Students' perceptions of global health competencies in the doctor of pharmacy (PharmD) curriculum

Document Type


Publication Title

Currents in Pharmacy Teaching and Learning


Introduction: This study sought to determine pharmacy students' self-assessment of their level of competency in specified global health statements across various schools. It also evaluated attributes associated with competency and perception of importance, as well as explored students' perspectives on how best to incorporate global health content into pharmacy education. Methods: Cross-sectional survey administered online to pharmacy students from three pharmacy schools in the United States.
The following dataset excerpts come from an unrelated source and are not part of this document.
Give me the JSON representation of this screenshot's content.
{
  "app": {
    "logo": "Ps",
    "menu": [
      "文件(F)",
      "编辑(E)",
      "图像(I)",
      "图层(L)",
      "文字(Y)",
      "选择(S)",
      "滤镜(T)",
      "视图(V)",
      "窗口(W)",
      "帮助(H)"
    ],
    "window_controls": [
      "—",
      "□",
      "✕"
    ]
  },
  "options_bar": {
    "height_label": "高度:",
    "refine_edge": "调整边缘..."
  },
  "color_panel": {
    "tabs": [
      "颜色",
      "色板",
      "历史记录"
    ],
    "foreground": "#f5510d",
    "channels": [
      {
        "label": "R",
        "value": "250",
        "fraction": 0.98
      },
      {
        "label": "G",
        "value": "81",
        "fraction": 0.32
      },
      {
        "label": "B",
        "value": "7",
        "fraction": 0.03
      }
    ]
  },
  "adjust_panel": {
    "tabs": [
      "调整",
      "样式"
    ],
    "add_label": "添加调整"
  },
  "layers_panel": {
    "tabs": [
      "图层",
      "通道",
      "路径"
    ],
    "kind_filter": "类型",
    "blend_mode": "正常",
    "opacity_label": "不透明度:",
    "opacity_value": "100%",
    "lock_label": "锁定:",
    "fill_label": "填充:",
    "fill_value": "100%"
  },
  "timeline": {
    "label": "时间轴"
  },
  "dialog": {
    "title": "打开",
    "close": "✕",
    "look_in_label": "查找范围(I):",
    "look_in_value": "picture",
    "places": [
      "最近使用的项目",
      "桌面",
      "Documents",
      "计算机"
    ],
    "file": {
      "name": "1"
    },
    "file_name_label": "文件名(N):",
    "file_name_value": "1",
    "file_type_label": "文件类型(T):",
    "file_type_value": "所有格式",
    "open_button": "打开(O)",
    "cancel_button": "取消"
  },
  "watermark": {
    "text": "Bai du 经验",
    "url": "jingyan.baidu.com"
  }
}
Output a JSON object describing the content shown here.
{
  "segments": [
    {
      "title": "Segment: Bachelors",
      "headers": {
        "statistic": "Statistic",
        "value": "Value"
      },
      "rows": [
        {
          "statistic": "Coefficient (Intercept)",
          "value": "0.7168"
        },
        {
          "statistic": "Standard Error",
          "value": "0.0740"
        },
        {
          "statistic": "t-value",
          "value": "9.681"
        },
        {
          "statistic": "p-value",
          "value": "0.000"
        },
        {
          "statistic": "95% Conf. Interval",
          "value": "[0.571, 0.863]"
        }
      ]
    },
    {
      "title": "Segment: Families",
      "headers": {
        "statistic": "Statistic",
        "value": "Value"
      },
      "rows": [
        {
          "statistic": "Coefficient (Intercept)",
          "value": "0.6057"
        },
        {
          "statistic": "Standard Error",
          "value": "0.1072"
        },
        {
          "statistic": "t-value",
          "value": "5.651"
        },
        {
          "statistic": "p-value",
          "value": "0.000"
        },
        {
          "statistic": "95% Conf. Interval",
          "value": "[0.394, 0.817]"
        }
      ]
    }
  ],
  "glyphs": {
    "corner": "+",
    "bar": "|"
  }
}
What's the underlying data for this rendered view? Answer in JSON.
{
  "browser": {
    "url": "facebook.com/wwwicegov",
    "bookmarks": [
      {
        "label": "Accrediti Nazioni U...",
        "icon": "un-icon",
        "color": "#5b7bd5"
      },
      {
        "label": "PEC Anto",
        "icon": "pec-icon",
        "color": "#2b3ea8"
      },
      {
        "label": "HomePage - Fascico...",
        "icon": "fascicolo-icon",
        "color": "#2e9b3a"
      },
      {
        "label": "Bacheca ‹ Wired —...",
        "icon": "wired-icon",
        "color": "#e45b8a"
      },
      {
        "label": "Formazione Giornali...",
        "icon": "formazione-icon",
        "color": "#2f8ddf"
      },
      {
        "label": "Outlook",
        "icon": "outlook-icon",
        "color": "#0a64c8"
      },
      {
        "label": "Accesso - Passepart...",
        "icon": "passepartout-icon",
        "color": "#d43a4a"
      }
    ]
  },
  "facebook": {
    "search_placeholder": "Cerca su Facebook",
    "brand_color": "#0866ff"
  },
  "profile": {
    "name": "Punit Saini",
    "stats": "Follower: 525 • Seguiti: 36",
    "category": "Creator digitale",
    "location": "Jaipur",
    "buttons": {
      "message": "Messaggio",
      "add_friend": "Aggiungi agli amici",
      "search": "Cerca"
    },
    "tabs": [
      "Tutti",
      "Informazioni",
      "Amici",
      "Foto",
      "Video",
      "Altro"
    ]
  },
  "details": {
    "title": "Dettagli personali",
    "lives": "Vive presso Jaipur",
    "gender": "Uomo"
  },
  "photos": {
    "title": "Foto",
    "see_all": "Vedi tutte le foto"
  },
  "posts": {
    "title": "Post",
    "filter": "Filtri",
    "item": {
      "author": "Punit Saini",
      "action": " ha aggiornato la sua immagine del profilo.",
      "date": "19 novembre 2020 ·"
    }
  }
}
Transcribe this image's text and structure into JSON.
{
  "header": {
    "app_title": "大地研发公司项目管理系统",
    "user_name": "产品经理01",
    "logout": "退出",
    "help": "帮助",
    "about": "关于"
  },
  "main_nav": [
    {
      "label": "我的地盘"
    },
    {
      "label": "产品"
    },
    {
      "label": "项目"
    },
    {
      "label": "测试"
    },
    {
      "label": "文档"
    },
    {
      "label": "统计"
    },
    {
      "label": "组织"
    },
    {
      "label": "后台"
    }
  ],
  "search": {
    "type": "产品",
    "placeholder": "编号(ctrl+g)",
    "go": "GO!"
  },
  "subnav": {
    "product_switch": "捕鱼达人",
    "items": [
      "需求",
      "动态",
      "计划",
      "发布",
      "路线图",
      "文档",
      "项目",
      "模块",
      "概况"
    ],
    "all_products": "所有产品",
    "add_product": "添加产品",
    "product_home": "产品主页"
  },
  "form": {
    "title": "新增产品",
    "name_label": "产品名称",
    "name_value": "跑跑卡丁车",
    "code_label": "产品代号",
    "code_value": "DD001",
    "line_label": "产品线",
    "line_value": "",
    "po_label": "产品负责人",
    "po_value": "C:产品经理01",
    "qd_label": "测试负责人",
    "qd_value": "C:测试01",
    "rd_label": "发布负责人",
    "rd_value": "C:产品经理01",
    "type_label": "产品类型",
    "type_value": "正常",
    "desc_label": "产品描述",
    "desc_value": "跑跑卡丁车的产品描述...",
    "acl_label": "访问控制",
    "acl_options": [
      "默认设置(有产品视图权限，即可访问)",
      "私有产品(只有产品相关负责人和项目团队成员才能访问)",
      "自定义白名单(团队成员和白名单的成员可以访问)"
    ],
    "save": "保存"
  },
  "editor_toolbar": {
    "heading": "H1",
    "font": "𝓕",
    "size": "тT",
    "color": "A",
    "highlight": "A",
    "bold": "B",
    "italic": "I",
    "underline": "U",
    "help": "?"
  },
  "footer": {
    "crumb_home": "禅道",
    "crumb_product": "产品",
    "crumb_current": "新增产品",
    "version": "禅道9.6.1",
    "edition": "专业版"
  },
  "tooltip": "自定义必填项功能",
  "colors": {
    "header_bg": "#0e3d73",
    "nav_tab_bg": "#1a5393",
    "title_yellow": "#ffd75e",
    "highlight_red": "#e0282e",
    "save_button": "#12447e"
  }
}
Results: The self-assessed competency of pharmacy students in global health topic areas was low. Current or prior exposures outside of the PharmD curriculum to the global health content presented in the survey were significant indicators of self-assessed competency scores. Within individual participating schools, demographic characteristics such as gender, age category, speaking a non-English language, and progression through the PharmD curriculum were also significantly associated with competency scores reported. Most respondents (96%) agreed that relevant global health education should be incorporated into the pharmacy curriculum. Conclusions: Pharmacy students generally perceive global health competencies to be of great importance in practice, but acknowledge their deficiencies in this area. The current burden of global health education at the schools surveyed relies on individual student experience rather than curricular support. Ensuring that future pharmacists understand their role in global health teams and are able to achieve the necessary level of competency to function in interdisciplinary initiatives will require more strategic incorporation of relevant content into the curriculum.